Muitas vezes, posteriormente, ao reconhecer-me pela manhã, no espelho embaciado da casa de banho, me identifiquei com as hidras que desde sempre me tinham fascinado. Assim me salvei, aliás, de toda e qualquer acusação de aristocracia que pudesse vir a ser-me dirigida.

INTROSPECÇÃO

O que distingue a hidra dos outros animais é a perfeita identidade do interior e do exterior.

Experimentemos virar uma hidra do avesso: sem a menor perturbação ela continua a agitar a verde corola de flagelos, a dobrar-se em passos sucessivos de dança.

É difícil evitar as antropomorfizações – que dominam todas as nossas concepções do universo, as mais abstractas – quando nos debruçamos sobre a existência privada das hidras.

Além da hidra, o homem será o único animal da criação cuja interioridade se confunde e identifica exactamente com o mundo exterior. Mas tal como sucede com as hidras, o virar-se do avesso como um dedo de luva, não é uma situação natural: alguém terá de cometer o atentado, desensimesmar o corpo até que as noções de interior e exterior se tornem meros dados relativos ao local e ao momento.
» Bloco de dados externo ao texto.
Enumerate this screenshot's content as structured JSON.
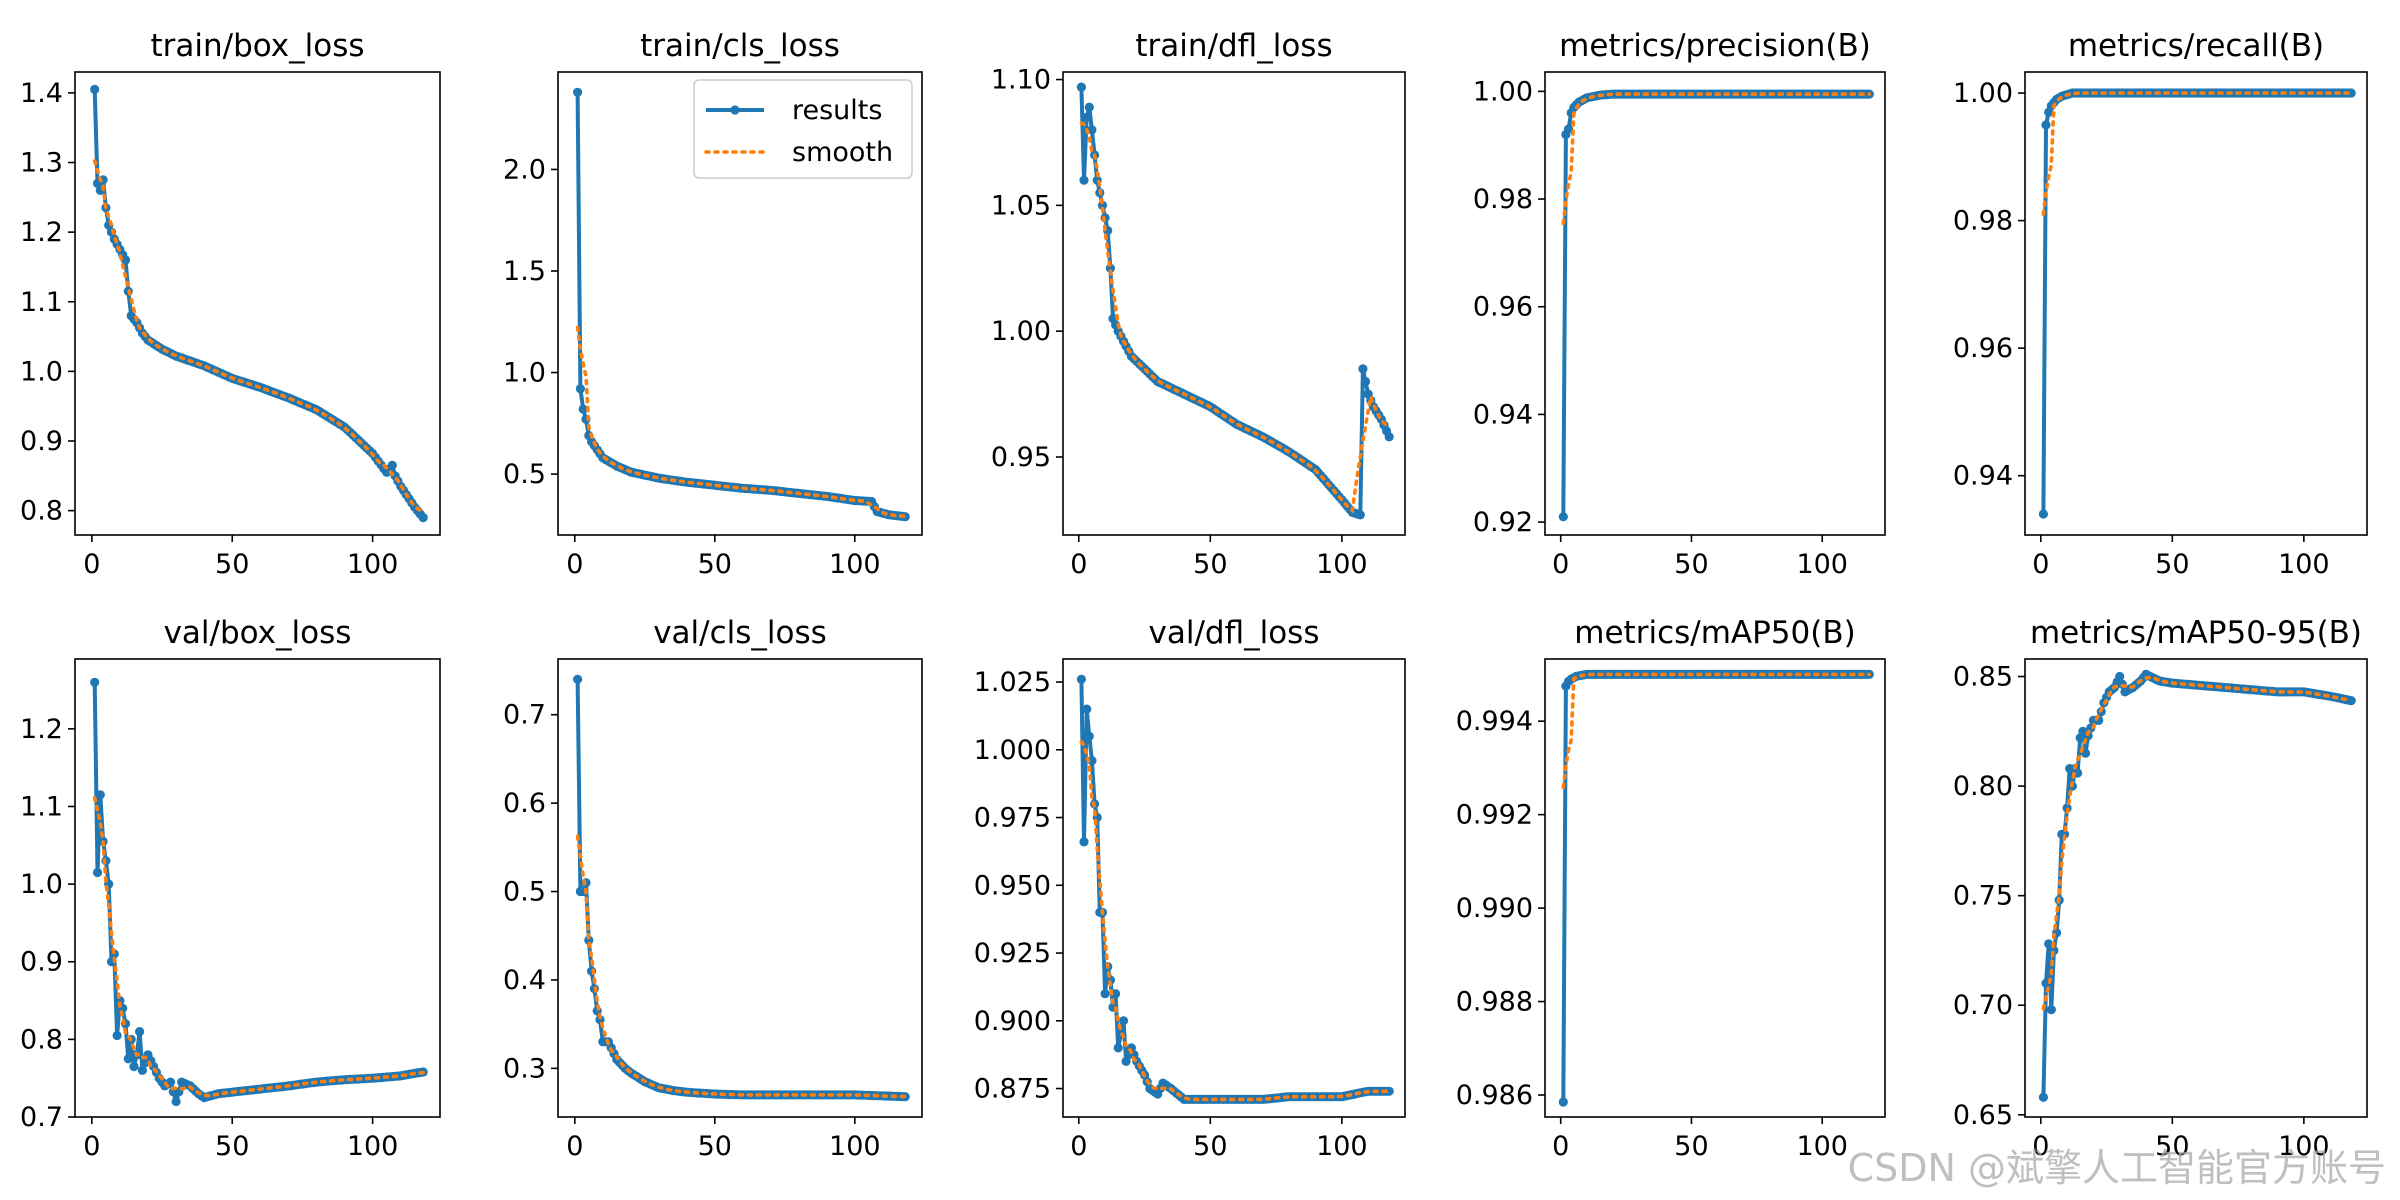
{
  "watermark": "CSDN @斌擎人工智能官方账号",
  "colors": {
    "results": "#1f77b4",
    "smooth": "#ff7f0e",
    "axis": "#000000"
  },
  "chart_data": [
    {
      "type": "line",
      "title": "train/box_loss",
      "xlabel": "",
      "ylabel": "",
      "xlim": [
        -6,
        124
      ],
      "ylim": [
        0.765,
        1.43
      ],
      "xticks": [
        0,
        50,
        100
      ],
      "yticks": [
        0.8,
        0.9,
        1.0,
        1.1,
        1.2,
        1.3,
        1.4
      ],
      "ytick_labels": [
        "0.8",
        "0.9",
        "1.0",
        "1.1",
        "1.2",
        "1.3",
        "1.4"
      ],
      "keypoints": [
        [
          1,
          1.405
        ],
        [
          2,
          1.27
        ],
        [
          3,
          1.26
        ],
        [
          4,
          1.275
        ],
        [
          5,
          1.235
        ],
        [
          6,
          1.21
        ],
        [
          8,
          1.19
        ],
        [
          10,
          1.175
        ],
        [
          12,
          1.16
        ],
        [
          13,
          1.115
        ],
        [
          14,
          1.08
        ],
        [
          16,
          1.07
        ],
        [
          18,
          1.055
        ],
        [
          20,
          1.045
        ],
        [
          25,
          1.032
        ],
        [
          30,
          1.022
        ],
        [
          40,
          1.008
        ],
        [
          50,
          0.99
        ],
        [
          60,
          0.977
        ],
        [
          70,
          0.962
        ],
        [
          80,
          0.945
        ],
        [
          90,
          0.92
        ],
        [
          100,
          0.882
        ],
        [
          105,
          0.855
        ],
        [
          107,
          0.865
        ],
        [
          108,
          0.85
        ],
        [
          110,
          0.835
        ],
        [
          115,
          0.805
        ],
        [
          118,
          0.79
        ]
      ],
      "legend": null
    },
    {
      "type": "line",
      "title": "train/cls_loss",
      "xlabel": "",
      "ylabel": "",
      "xlim": [
        -6,
        124
      ],
      "ylim": [
        0.2,
        2.48
      ],
      "xticks": [
        0,
        50,
        100
      ],
      "yticks": [
        0.5,
        1.0,
        1.5,
        2.0
      ],
      "ytick_labels": [
        "0.5",
        "1.0",
        "1.5",
        "2.0"
      ],
      "keypoints": [
        [
          1,
          2.38
        ],
        [
          2,
          0.92
        ],
        [
          3,
          0.82
        ],
        [
          4,
          0.77
        ],
        [
          5,
          0.69
        ],
        [
          6,
          0.66
        ],
        [
          8,
          0.62
        ],
        [
          10,
          0.58
        ],
        [
          15,
          0.54
        ],
        [
          20,
          0.51
        ],
        [
          30,
          0.48
        ],
        [
          40,
          0.46
        ],
        [
          50,
          0.445
        ],
        [
          60,
          0.43
        ],
        [
          70,
          0.42
        ],
        [
          80,
          0.405
        ],
        [
          90,
          0.39
        ],
        [
          100,
          0.37
        ],
        [
          106,
          0.365
        ],
        [
          108,
          0.315
        ],
        [
          112,
          0.3
        ],
        [
          118,
          0.29
        ]
      ],
      "legend": {
        "position": "upper-right",
        "entries": [
          "results",
          "smooth"
        ]
      }
    },
    {
      "type": "line",
      "title": "train/dfl_loss",
      "xlabel": "",
      "ylabel": "",
      "xlim": [
        -6,
        124
      ],
      "ylim": [
        0.919,
        1.103
      ],
      "xticks": [
        0,
        50,
        100
      ],
      "yticks": [
        0.95,
        1.0,
        1.05,
        1.1
      ],
      "ytick_labels": [
        "0.95",
        "1.00",
        "1.05",
        "1.10"
      ],
      "keypoints": [
        [
          1,
          1.097
        ],
        [
          2,
          1.06
        ],
        [
          3,
          1.085
        ],
        [
          4,
          1.089
        ],
        [
          5,
          1.08
        ],
        [
          6,
          1.07
        ],
        [
          7,
          1.06
        ],
        [
          8,
          1.055
        ],
        [
          9,
          1.05
        ],
        [
          10,
          1.045
        ],
        [
          11,
          1.04
        ],
        [
          12,
          1.025
        ],
        [
          13,
          1.005
        ],
        [
          15,
          1.0
        ],
        [
          20,
          0.99
        ],
        [
          25,
          0.985
        ],
        [
          30,
          0.98
        ],
        [
          40,
          0.975
        ],
        [
          50,
          0.97
        ],
        [
          60,
          0.963
        ],
        [
          70,
          0.958
        ],
        [
          80,
          0.952
        ],
        [
          90,
          0.945
        ],
        [
          100,
          0.933
        ],
        [
          104,
          0.928
        ],
        [
          107,
          0.927
        ],
        [
          108,
          0.985
        ],
        [
          110,
          0.975
        ],
        [
          112,
          0.97
        ],
        [
          115,
          0.965
        ],
        [
          118,
          0.958
        ]
      ],
      "legend": null
    },
    {
      "type": "line",
      "title": "metrics/precision(B)",
      "xlabel": "",
      "ylabel": "",
      "xlim": [
        -6,
        124
      ],
      "ylim": [
        0.9176,
        1.0036
      ],
      "xticks": [
        0,
        50,
        100
      ],
      "yticks": [
        0.92,
        0.94,
        0.96,
        0.98,
        1.0
      ],
      "ytick_labels": [
        "0.92",
        "0.94",
        "0.96",
        "0.98",
        "1.00"
      ],
      "keypoints": [
        [
          1,
          0.921
        ],
        [
          2,
          0.992
        ],
        [
          3,
          0.993
        ],
        [
          4,
          0.996
        ],
        [
          5,
          0.997
        ],
        [
          7,
          0.998
        ],
        [
          10,
          0.9988
        ],
        [
          15,
          0.9993
        ],
        [
          20,
          0.9995
        ],
        [
          118,
          0.9995
        ]
      ],
      "legend": null
    },
    {
      "type": "line",
      "title": "metrics/recall(B)",
      "xlabel": "",
      "ylabel": "",
      "xlim": [
        -6,
        124
      ],
      "ylim": [
        0.9307,
        1.0033
      ],
      "xticks": [
        0,
        50,
        100
      ],
      "yticks": [
        0.94,
        0.96,
        0.98,
        1.0
      ],
      "ytick_labels": [
        "0.94",
        "0.96",
        "0.98",
        "1.00"
      ],
      "keypoints": [
        [
          1,
          0.934
        ],
        [
          2,
          0.995
        ],
        [
          3,
          0.997
        ],
        [
          4,
          0.998
        ],
        [
          5,
          0.9985
        ],
        [
          6,
          0.999
        ],
        [
          8,
          0.9995
        ],
        [
          12,
          1.0
        ],
        [
          118,
          1.0
        ]
      ],
      "legend": null
    },
    {
      "type": "line",
      "title": "val/box_loss",
      "xlabel": "",
      "ylabel": "",
      "xlim": [
        -6,
        124
      ],
      "ylim": [
        0.7,
        1.29
      ],
      "xticks": [
        0,
        50,
        100
      ],
      "yticks": [
        0.7,
        0.8,
        0.9,
        1.0,
        1.1,
        1.2
      ],
      "ytick_labels": [
        "0.7",
        "0.8",
        "0.9",
        "1.0",
        "1.1",
        "1.2"
      ],
      "keypoints": [
        [
          1,
          1.26
        ],
        [
          2,
          1.015
        ],
        [
          3,
          1.115
        ],
        [
          4,
          1.055
        ],
        [
          5,
          1.03
        ],
        [
          6,
          1.0
        ],
        [
          7,
          0.9
        ],
        [
          8,
          0.91
        ],
        [
          9,
          0.805
        ],
        [
          10,
          0.85
        ],
        [
          11,
          0.84
        ],
        [
          12,
          0.82
        ],
        [
          13,
          0.775
        ],
        [
          14,
          0.8
        ],
        [
          15,
          0.765
        ],
        [
          16,
          0.78
        ],
        [
          17,
          0.81
        ],
        [
          18,
          0.76
        ],
        [
          20,
          0.78
        ],
        [
          22,
          0.765
        ],
        [
          24,
          0.75
        ],
        [
          26,
          0.74
        ],
        [
          28,
          0.745
        ],
        [
          30,
          0.72
        ],
        [
          32,
          0.745
        ],
        [
          35,
          0.74
        ],
        [
          38,
          0.73
        ],
        [
          40,
          0.725
        ],
        [
          45,
          0.73
        ],
        [
          50,
          0.732
        ],
        [
          60,
          0.736
        ],
        [
          70,
          0.74
        ],
        [
          80,
          0.745
        ],
        [
          90,
          0.748
        ],
        [
          100,
          0.75
        ],
        [
          110,
          0.753
        ],
        [
          118,
          0.758
        ]
      ],
      "legend": null
    },
    {
      "type": "line",
      "title": "val/cls_loss",
      "xlabel": "",
      "ylabel": "",
      "xlim": [
        -6,
        124
      ],
      "ylim": [
        0.245,
        0.763
      ],
      "xticks": [
        0,
        50,
        100
      ],
      "yticks": [
        0.3,
        0.4,
        0.5,
        0.6,
        0.7
      ],
      "ytick_labels": [
        "0.3",
        "0.4",
        "0.5",
        "0.6",
        "0.7"
      ],
      "keypoints": [
        [
          1,
          0.74
        ],
        [
          2,
          0.5
        ],
        [
          3,
          0.5
        ],
        [
          4,
          0.51
        ],
        [
          5,
          0.445
        ],
        [
          6,
          0.41
        ],
        [
          7,
          0.39
        ],
        [
          8,
          0.365
        ],
        [
          9,
          0.355
        ],
        [
          10,
          0.33
        ],
        [
          12,
          0.33
        ],
        [
          15,
          0.31
        ],
        [
          18,
          0.3
        ],
        [
          20,
          0.295
        ],
        [
          25,
          0.285
        ],
        [
          30,
          0.278
        ],
        [
          35,
          0.275
        ],
        [
          40,
          0.273
        ],
        [
          50,
          0.271
        ],
        [
          60,
          0.27
        ],
        [
          80,
          0.27
        ],
        [
          100,
          0.27
        ],
        [
          118,
          0.268
        ]
      ],
      "legend": null
    },
    {
      "type": "line",
      "title": "val/dfl_loss",
      "xlabel": "",
      "ylabel": "",
      "xlim": [
        -6,
        124
      ],
      "ylim": [
        0.8645,
        1.0335
      ],
      "xticks": [
        0,
        50,
        100
      ],
      "yticks": [
        0.875,
        0.9,
        0.925,
        0.95,
        0.975,
        1.0,
        1.025
      ],
      "ytick_labels": [
        "0.875",
        "0.900",
        "0.925",
        "0.950",
        "0.975",
        "1.000",
        "1.025"
      ],
      "keypoints": [
        [
          1,
          1.026
        ],
        [
          2,
          0.966
        ],
        [
          3,
          1.015
        ],
        [
          4,
          1.005
        ],
        [
          5,
          0.996
        ],
        [
          6,
          0.98
        ],
        [
          7,
          0.975
        ],
        [
          8,
          0.94
        ],
        [
          9,
          0.94
        ],
        [
          10,
          0.91
        ],
        [
          11,
          0.92
        ],
        [
          12,
          0.915
        ],
        [
          13,
          0.905
        ],
        [
          14,
          0.91
        ],
        [
          15,
          0.89
        ],
        [
          16,
          0.895
        ],
        [
          17,
          0.9
        ],
        [
          18,
          0.885
        ],
        [
          20,
          0.89
        ],
        [
          22,
          0.885
        ],
        [
          25,
          0.88
        ],
        [
          27,
          0.875
        ],
        [
          30,
          0.873
        ],
        [
          32,
          0.877
        ],
        [
          35,
          0.875
        ],
        [
          40,
          0.871
        ],
        [
          50,
          0.871
        ],
        [
          60,
          0.871
        ],
        [
          70,
          0.871
        ],
        [
          80,
          0.872
        ],
        [
          90,
          0.872
        ],
        [
          100,
          0.872
        ],
        [
          110,
          0.874
        ],
        [
          118,
          0.874
        ]
      ],
      "legend": null
    },
    {
      "type": "line",
      "title": "metrics/mAP50(B)",
      "xlabel": "",
      "ylabel": "",
      "xlim": [
        -6,
        124
      ],
      "ylim": [
        0.98553,
        0.99533
      ],
      "xticks": [
        0,
        50,
        100
      ],
      "yticks": [
        0.986,
        0.988,
        0.99,
        0.992,
        0.994
      ],
      "ytick_labels": [
        "0.986",
        "0.988",
        "0.990",
        "0.992",
        "0.994"
      ],
      "keypoints": [
        [
          1,
          0.98585
        ],
        [
          2,
          0.99475
        ],
        [
          3,
          0.99485
        ],
        [
          4,
          0.9949
        ],
        [
          5,
          0.99493
        ],
        [
          6,
          0.99496
        ],
        [
          10,
          0.995
        ],
        [
          118,
          0.995
        ]
      ],
      "legend": null
    },
    {
      "type": "line",
      "title": "metrics/mAP50-95(B)",
      "xlabel": "",
      "ylabel": "",
      "xlim": [
        -6,
        124
      ],
      "ylim": [
        0.649,
        0.858
      ],
      "xticks": [
        0,
        50,
        100
      ],
      "yticks": [
        0.65,
        0.7,
        0.75,
        0.8,
        0.85
      ],
      "ytick_labels": [
        "0.65",
        "0.70",
        "0.75",
        "0.80",
        "0.85"
      ],
      "keypoints": [
        [
          1,
          0.658
        ],
        [
          2,
          0.71
        ],
        [
          3,
          0.728
        ],
        [
          4,
          0.698
        ],
        [
          5,
          0.725
        ],
        [
          6,
          0.733
        ],
        [
          7,
          0.748
        ],
        [
          8,
          0.778
        ],
        [
          9,
          0.778
        ],
        [
          10,
          0.79
        ],
        [
          11,
          0.808
        ],
        [
          12,
          0.8
        ],
        [
          13,
          0.808
        ],
        [
          14,
          0.806
        ],
        [
          15,
          0.822
        ],
        [
          16,
          0.825
        ],
        [
          17,
          0.815
        ],
        [
          18,
          0.823
        ],
        [
          20,
          0.83
        ],
        [
          22,
          0.83
        ],
        [
          24,
          0.838
        ],
        [
          26,
          0.843
        ],
        [
          28,
          0.845
        ],
        [
          30,
          0.85
        ],
        [
          32,
          0.843
        ],
        [
          35,
          0.845
        ],
        [
          38,
          0.848
        ],
        [
          40,
          0.851
        ],
        [
          45,
          0.848
        ],
        [
          50,
          0.847
        ],
        [
          60,
          0.846
        ],
        [
          70,
          0.845
        ],
        [
          80,
          0.844
        ],
        [
          90,
          0.843
        ],
        [
          100,
          0.843
        ],
        [
          110,
          0.841
        ],
        [
          118,
          0.839
        ]
      ],
      "legend": null
    }
  ]
}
Quem sabe, entretanto já no plano arbitrário das conjectures, se no maravilhoso período da adolescência, as hidras não se entregam a uma apaixonada introspecção, se não desejam acima de tudo «encontrar-se»?

A FLAGELAÇÃO

Um facto único, e aparentemente secundário, distingue homens e hidras: a flagelação.

A anatomia bastará talvez para explicá-lo: a hidra é provida de flagelos, ao passo que o homem falho desse poderoso elemento anatómico, terá de procurá-lo fora de si.

A flagelação constitui na verdade o meio mais corrente para realizar esse ideal complexo e vago, que precipitadamente, talvez, defini como «encontrar-se», de acordo com a terminologia adoptada em certos níveis de evolução intelectual.

Tomada como meio de ascenção, desde a existência lodosa dos impulsos até ao luminoso nível da consciência, a flagelação chega frequentemente a ser tomada, em si, como um ponto de chegada, uma maneira de estar no mundo, e daí a tornar-se um esquema ideal de existência.

Não falemos já da flagelação praticada como meio de ascese pelos anacoretas e por e por todos aqueles que tomam pelo aventuroso caminho do martírio voluntário, ao encontro da própria imagem ampliada pela ambição e pelo medo da morte. Esse caso limite toma nos nossos dias aspectos mais amáveis, continuando o azorrague e os e os cíclicos a actuar apenas pelo valor simbólico de que se revestem, representados nas imagens dos santos que vamos venerando.

A evolução dos costumes, libertando-nos das penitências, procuradas ou impostas, privou-nos também das alegrias da flagelação.

Hoje, a sobrevivência desse rigoroso costume, tendo-se multiplicado numa profusão de formas por vezes difíceis de identificar, manifesta-se sobretudo na prática do acto sexual.

(...)

NEUROSE

A medição entre o impulso e o acto constitui uma verdadeira flagelação, logo, um meio de ascese. Mas uma verdadeira ascese conduz a um plano de realização superior, como seja a fusão final do indivíduo no espírito universal, ou, mais modestamente, ao «encontrar-se», que tão frequentemente se confunde com ter automóvel e frigorífico.

Para o comum dos mortais, encontrar-se, é mesmo assim um luxo raro, que rapidamente se rejeita, por desistência.

Negado o impulso original, incapaz de guindar-se às realizações superiores, o indivíduo comum, normal, fica sujeito à invasão do mundo exterior, è compensação fácil dos espectáculos baratos que o dia a dia nos oferece.

Daí a identificação ontológica com a hidra, a reversibilidade do interior e exterior.

A violência que essa situação implica, por melhor que seja a sua aceitação, vai deixando que mais tarde se tornem sensíveis, alteram o comportamento, anulam a pureza original dos reflexos.